Torvalds is NOT paid by corporations, he's not on their payrolls. He's employed by a foundation and although they get donations from various corporations, that doesn't mean it'll do their bidding. For starters, Linus is too independently minded. Remember the finger he gave to nVidia? Then there's the "threat" (for want of a better word) of forking the kernel to keep such a patch out and thus non-systemd distro's alive. And IIRC Linus brought the entire kernel code (or at least his contributions, which are the core of the matter) under the GPLv3, which has a lot more restrictions on claiming IP for it by 3rd parties.

No, I'm not worried about Torvalds getting his arm up corporate bums. He's a geek and coder, not a career-technologist smile

Technically you're quite correct, but in the real world those paying for everything are always assumed to have ultimate control.

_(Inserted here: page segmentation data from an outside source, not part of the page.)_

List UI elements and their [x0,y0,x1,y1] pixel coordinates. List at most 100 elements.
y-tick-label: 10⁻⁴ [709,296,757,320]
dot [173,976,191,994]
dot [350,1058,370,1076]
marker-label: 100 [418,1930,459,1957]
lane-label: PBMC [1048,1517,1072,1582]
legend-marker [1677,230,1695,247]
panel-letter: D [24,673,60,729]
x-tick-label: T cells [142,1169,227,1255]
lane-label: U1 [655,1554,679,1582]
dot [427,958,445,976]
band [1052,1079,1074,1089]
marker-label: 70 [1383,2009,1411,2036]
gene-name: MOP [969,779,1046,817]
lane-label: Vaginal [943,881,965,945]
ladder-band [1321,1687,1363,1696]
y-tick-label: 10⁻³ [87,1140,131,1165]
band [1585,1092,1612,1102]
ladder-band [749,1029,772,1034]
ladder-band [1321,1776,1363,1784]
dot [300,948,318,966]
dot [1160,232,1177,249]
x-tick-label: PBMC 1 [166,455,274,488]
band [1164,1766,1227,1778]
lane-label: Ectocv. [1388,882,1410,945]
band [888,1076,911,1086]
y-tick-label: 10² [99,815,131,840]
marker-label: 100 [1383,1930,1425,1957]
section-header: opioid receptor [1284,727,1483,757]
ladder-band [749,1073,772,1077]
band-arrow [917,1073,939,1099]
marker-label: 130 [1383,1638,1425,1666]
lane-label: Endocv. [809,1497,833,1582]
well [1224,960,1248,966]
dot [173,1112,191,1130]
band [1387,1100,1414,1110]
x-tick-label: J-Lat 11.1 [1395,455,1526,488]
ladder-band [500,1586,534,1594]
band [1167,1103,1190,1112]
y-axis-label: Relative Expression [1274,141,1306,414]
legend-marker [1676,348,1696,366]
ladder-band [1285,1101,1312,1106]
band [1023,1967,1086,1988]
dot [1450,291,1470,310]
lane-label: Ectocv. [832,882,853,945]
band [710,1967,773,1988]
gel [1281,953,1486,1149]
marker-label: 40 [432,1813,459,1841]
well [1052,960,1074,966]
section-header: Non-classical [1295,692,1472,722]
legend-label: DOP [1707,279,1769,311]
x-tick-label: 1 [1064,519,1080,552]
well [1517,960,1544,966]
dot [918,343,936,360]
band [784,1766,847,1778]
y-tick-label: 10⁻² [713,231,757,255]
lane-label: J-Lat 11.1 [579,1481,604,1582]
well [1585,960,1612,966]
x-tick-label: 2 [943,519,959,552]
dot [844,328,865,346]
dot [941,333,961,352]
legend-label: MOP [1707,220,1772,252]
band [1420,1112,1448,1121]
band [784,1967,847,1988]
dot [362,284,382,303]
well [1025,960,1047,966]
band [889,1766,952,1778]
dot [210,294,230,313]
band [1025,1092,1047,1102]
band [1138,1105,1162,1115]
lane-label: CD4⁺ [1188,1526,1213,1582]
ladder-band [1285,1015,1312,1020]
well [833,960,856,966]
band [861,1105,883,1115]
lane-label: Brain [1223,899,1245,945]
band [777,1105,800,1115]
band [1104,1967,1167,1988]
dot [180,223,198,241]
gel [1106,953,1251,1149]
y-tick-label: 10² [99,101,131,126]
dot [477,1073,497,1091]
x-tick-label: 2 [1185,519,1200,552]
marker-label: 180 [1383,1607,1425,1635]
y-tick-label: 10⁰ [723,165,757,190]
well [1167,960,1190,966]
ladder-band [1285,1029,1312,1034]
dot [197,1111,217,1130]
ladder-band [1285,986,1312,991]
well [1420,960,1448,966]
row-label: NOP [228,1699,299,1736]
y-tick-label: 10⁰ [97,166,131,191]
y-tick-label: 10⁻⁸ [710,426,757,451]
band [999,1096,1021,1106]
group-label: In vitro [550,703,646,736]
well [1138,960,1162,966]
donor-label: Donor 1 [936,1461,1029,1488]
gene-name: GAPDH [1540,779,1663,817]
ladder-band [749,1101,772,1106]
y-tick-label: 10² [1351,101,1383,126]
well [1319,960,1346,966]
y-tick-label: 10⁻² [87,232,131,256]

Not so long ago, Linux Foundation was writing about it's love of MS (one of the biggest) donors - and you have corporate reps sitting on the LF board of directors, etc.

While he's "independently minded" he also had to tone down his behaviour and introduce a CoC.

The kernel is GPL2. Torvalds alone can't change that and it's mostly developers on the payroll of the large companies who contribute to Linux signing off most commits these days.